Queensland's fair trade regulator is cracking down on dodgy car dealerships, removalists, tattooists, and funeral parlours.
The Office of Fair Trading is switching its focus to those sectors and others through to 2023, after nearly 2700 compliance checks on businesses in the past financial year.
Of those, more than 250 were referred for investigation and more than 20 infringements were doled out, along with 105 official warnings and 35 compliance advice letters, Attorney-General Shannon Fentiman said.
"Importantly, Fair Trading will be focused on unlicensed motor dealers, the licensing and behaviour of security guards, and illegal tactics used by some real estate agents," she said.

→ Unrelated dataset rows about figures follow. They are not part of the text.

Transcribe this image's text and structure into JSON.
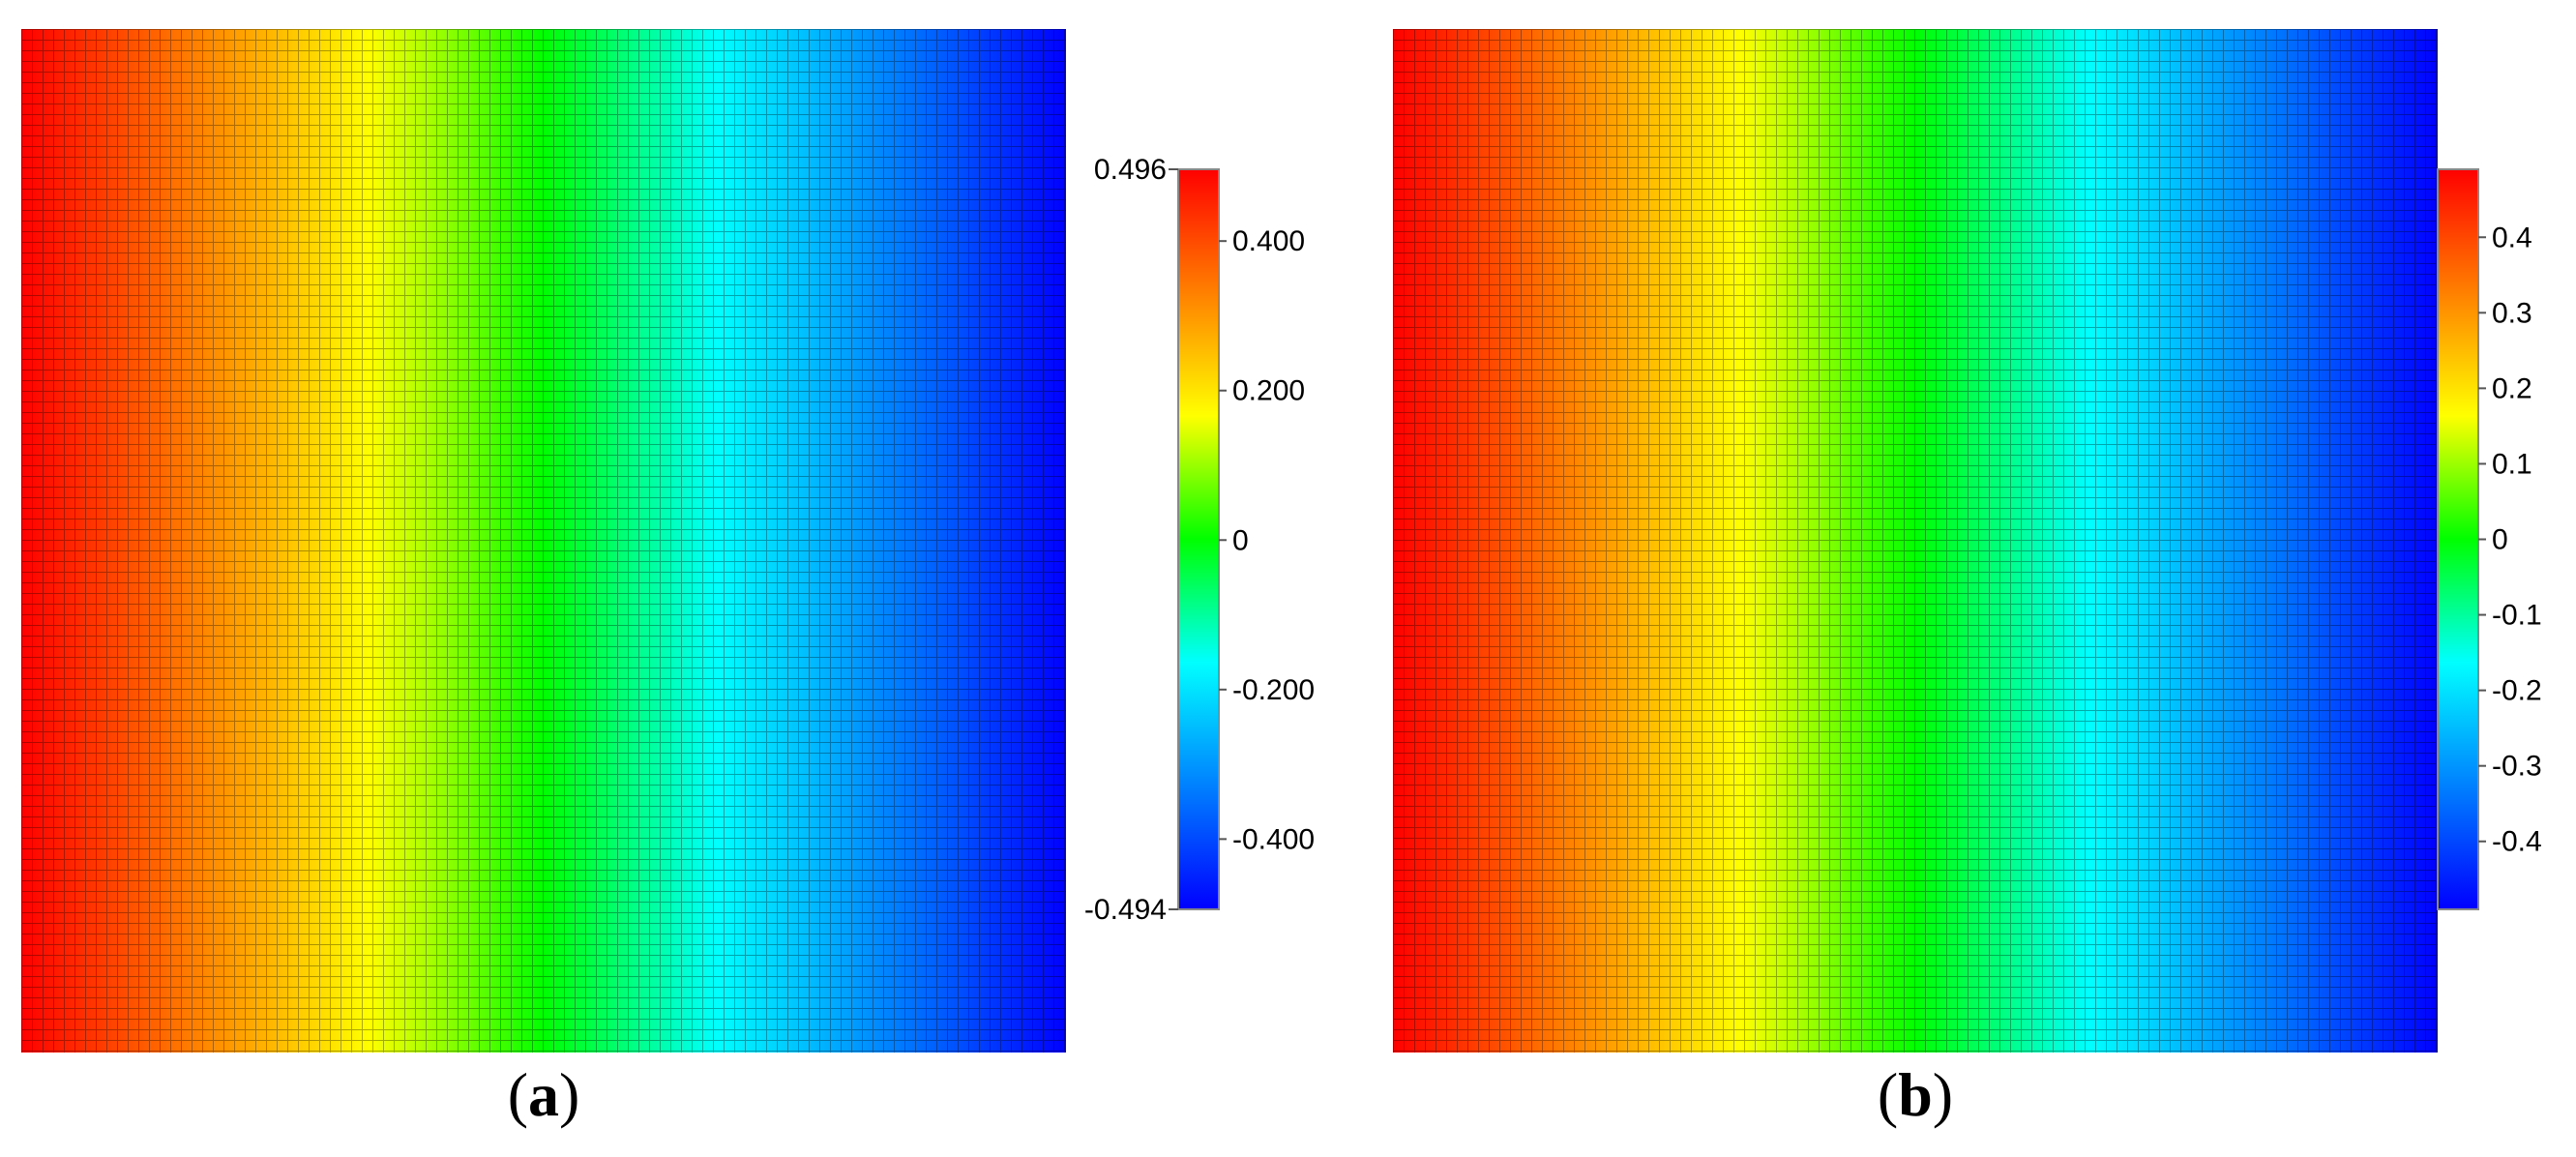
{
  "chart_data": [
    {
      "type": "heatmap",
      "panel_label": "(a)",
      "panel_label_letter": "a",
      "x_distribution": "linear gradient across the field from maximum (left) to minimum (right); no variation along the vertical direction",
      "value_left_edge": 0.496,
      "value_right_edge": -0.494,
      "grid_lines": true,
      "colormap": [
        "#0000ff",
        "#0080ff",
        "#00ffff",
        "#00ff00",
        "#ffff00",
        "#ff8000",
        "#ff0000"
      ],
      "colorbar": {
        "min": -0.494,
        "max": 0.496,
        "min_label": "-0.494",
        "max_label": "0.496",
        "ticks": [
          {
            "value": 0.4,
            "label": "0.400"
          },
          {
            "value": 0.2,
            "label": "0.200"
          },
          {
            "value": 0,
            "label": "0"
          },
          {
            "value": -0.2,
            "label": "-0.200"
          },
          {
            "value": -0.4,
            "label": "-0.400"
          }
        ]
      }
    },
    {
      "type": "heatmap",
      "panel_label": "(b)",
      "panel_label_letter": "b",
      "x_distribution": "linear gradient across the field from maximum (left) to minimum (right); no variation along the vertical direction",
      "value_left_edge": 0.49,
      "value_right_edge": -0.49,
      "grid_lines": true,
      "colormap": [
        "#0000ff",
        "#0080ff",
        "#00ffff",
        "#00ff00",
        "#ffff00",
        "#ff8000",
        "#ff0000"
      ],
      "colorbar": {
        "min": -0.49,
        "max": 0.49,
        "ticks": [
          {
            "value": 0.4,
            "label": "0.4"
          },
          {
            "value": 0.3,
            "label": "0.3"
          },
          {
            "value": 0.2,
            "label": "0.2"
          },
          {
            "value": 0.1,
            "label": "0.1"
          },
          {
            "value": 0,
            "label": "0"
          },
          {
            "value": -0.1,
            "label": "-0.1"
          },
          {
            "value": -0.2,
            "label": "-0.2"
          },
          {
            "value": -0.3,
            "label": "-0.3"
          },
          {
            "value": -0.4,
            "label": "-0.4"
          }
        ]
      }
    }
  ]
}
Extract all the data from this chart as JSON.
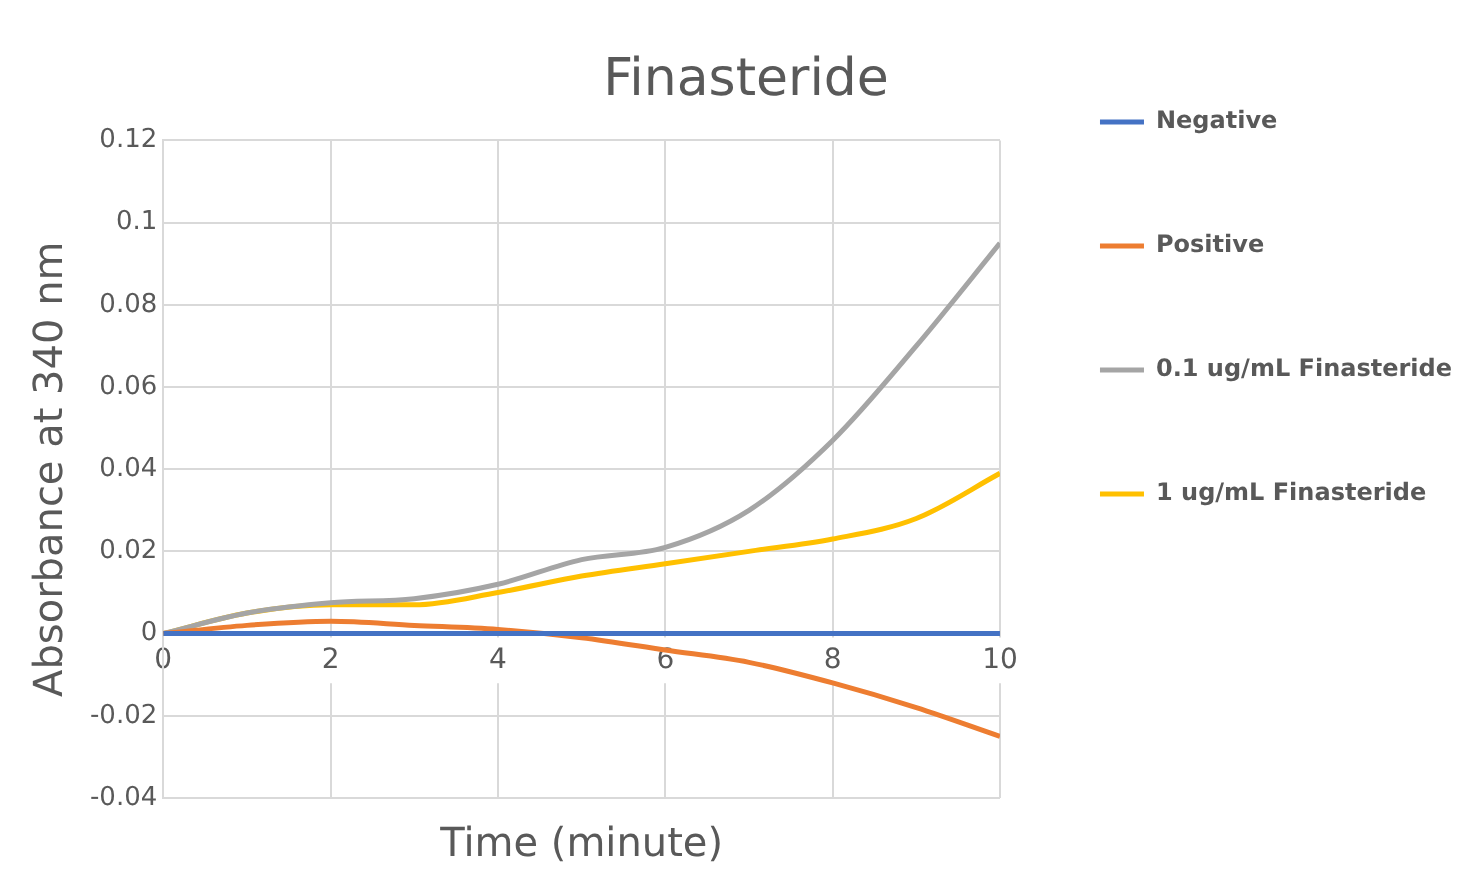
{
  "chart_data": {
    "type": "line",
    "title": "Finasteride",
    "xlabel": "Time (minute)",
    "ylabel": "Absorbance at 340 nm",
    "x": [
      0,
      1,
      2,
      3,
      4,
      5,
      6,
      7,
      8,
      9,
      10
    ],
    "xlim": [
      0,
      10
    ],
    "xticks": [
      0,
      2,
      4,
      6,
      8,
      10
    ],
    "ylim": [
      -0.04,
      0.12
    ],
    "yticks": [
      -0.04,
      -0.02,
      0,
      0.02,
      0.04,
      0.06,
      0.08,
      0.1,
      0.12
    ],
    "grid": true,
    "legend": "right",
    "marker": "none",
    "line_style": "solid",
    "series": [
      {
        "name": "Negative",
        "color": "#4472c4",
        "values": [
          0,
          0,
          0,
          0,
          0,
          0,
          0,
          0,
          0,
          0,
          0
        ]
      },
      {
        "name": "Positive",
        "color": "#ed7d31",
        "values": [
          0,
          0.002,
          0.003,
          0.002,
          0.001,
          -0.001,
          -0.004,
          -0.007,
          -0.012,
          -0.018,
          -0.025
        ]
      },
      {
        "name": "0.1 ug/mL Finasteride",
        "color": "#a5a5a5",
        "values": [
          0,
          0.005,
          0.0075,
          0.0085,
          0.012,
          0.018,
          0.021,
          0.03,
          0.047,
          0.07,
          0.095
        ]
      },
      {
        "name": "1 ug/mL Finasteride",
        "color": "#ffc000",
        "values": [
          0,
          0.005,
          0.007,
          0.007,
          0.01,
          0.014,
          0.017,
          0.02,
          0.023,
          0.028,
          0.039
        ]
      }
    ]
  }
}
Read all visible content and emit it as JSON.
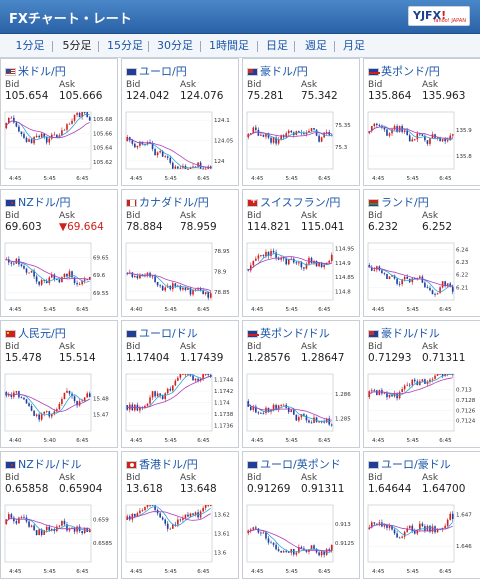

"Conducting spot checks on businesses using illegal bait advertising techniques, particularly in the removalist services industry and online retailers, will also be a priority."
Dangerous products will also come under the office's spotlight, given new safety requirements for button batteries have kicked in, Ms Fentiman said.
New funeral pricing transparency laws came into effect on July 1.
Tattooists will be a focus for the office this year, after recent checks of 44 practitioners led to half of them being referred for investigation over possible legal breaches, Ms Fentiman said.
Another operation identified 18 second-hand dealers over potential breaches, with 15 referred for investigation.
A further sector the office is cracking down on this financial year is unregistered charities.